Édition 25 du 27/08/26

Salut, c’est Pierre.

Je pensais avoir le temps de laisser tourner la bêta de COP quelques semaines, de corriger quelques exercices et d’améliorer tranquillement ce qui devait l’être.

Dix jours ont suffi pour changer mes plans.

Les premiers retours sont positifs, mais ils m’ont surtout poussé à revoir plus profondément que prévu le module qui devient le cœur de la formation : celui qui doit nous aider à savoir quoi faire lorsque le marché baisse fortement, devient euphorique ou commence simplement à jouer avec nos émotions.

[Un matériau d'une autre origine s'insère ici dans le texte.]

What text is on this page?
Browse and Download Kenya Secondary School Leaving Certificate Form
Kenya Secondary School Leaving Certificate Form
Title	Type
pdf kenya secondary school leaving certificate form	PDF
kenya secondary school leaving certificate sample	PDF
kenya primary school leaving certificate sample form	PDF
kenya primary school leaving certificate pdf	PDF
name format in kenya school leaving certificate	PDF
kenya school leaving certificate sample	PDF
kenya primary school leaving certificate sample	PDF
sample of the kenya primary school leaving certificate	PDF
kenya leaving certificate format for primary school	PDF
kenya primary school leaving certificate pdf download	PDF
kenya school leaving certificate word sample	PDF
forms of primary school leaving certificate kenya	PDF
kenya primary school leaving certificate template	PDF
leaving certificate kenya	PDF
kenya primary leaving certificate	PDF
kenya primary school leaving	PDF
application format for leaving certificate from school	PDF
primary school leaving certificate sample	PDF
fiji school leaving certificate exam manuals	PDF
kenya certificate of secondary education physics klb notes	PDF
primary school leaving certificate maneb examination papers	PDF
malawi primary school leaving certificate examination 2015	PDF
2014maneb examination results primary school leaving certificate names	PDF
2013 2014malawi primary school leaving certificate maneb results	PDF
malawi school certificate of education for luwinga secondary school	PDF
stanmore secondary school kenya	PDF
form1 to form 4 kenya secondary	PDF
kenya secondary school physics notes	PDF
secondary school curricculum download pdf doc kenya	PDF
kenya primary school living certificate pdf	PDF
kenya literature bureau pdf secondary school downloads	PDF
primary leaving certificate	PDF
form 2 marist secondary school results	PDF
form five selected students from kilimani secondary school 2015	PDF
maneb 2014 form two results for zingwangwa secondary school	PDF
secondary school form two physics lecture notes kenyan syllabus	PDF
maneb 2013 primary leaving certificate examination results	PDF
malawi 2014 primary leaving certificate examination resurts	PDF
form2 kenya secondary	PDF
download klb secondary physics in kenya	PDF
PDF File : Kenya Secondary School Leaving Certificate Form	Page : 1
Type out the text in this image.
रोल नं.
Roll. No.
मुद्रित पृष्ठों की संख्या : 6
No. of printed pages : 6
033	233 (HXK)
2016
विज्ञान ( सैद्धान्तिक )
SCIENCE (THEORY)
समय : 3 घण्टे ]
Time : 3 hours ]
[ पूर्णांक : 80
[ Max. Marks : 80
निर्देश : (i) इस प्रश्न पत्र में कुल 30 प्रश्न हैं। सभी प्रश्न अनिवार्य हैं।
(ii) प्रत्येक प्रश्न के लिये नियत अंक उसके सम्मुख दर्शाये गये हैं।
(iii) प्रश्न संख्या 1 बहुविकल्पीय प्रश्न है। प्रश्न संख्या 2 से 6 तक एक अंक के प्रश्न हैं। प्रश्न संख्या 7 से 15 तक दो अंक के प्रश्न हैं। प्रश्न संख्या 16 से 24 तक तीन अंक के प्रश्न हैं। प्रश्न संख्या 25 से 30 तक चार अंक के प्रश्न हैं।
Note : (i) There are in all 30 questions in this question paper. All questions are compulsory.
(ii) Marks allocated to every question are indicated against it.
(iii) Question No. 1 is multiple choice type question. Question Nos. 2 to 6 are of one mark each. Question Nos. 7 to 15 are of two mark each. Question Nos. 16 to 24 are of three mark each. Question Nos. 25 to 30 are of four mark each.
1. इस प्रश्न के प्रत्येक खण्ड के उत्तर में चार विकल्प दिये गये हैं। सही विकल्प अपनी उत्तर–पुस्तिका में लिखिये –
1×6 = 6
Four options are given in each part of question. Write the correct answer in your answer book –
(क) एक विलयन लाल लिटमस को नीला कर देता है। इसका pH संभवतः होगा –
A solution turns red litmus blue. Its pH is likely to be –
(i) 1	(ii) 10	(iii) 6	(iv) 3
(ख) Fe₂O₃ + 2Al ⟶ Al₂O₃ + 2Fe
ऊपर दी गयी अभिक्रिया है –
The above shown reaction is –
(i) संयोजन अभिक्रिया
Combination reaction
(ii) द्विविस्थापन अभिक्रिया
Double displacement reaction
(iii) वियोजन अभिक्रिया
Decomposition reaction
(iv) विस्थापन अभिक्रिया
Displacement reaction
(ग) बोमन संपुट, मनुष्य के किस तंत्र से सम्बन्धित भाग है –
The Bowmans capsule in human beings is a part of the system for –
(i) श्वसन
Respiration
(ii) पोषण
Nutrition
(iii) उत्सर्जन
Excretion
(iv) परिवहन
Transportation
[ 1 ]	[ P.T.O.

Le timing est assez parlant. Au même moment, Bitcoin est repassé au-dessus des 80 000 $, certains investisseurs commencent à questionner davantage les valorisations de l’IA et les actions tokenisées viennent de franchir une nouvelle étape.

En investissement, on pense souvent qu’on décidera quand le moment viendra. On achètera après une grosse baisse, on prendra des profits après une forte hausse, on sécurisera lorsque le portefeuille aura suffisamment grossi.

Puis le moment arrive, et la décision qui semblait évidente ne l’est plus autant.

Cette semaine, on va donc parler de deux choses qui sont étroitement liées : comprendre ce que l’on achète et avoir décidé à l’avance ce que l’on compte en faire.

Et je vous montrerai aussi ce que les premiers bêta-testeurs m’ont déjà poussé à modifier dans COP.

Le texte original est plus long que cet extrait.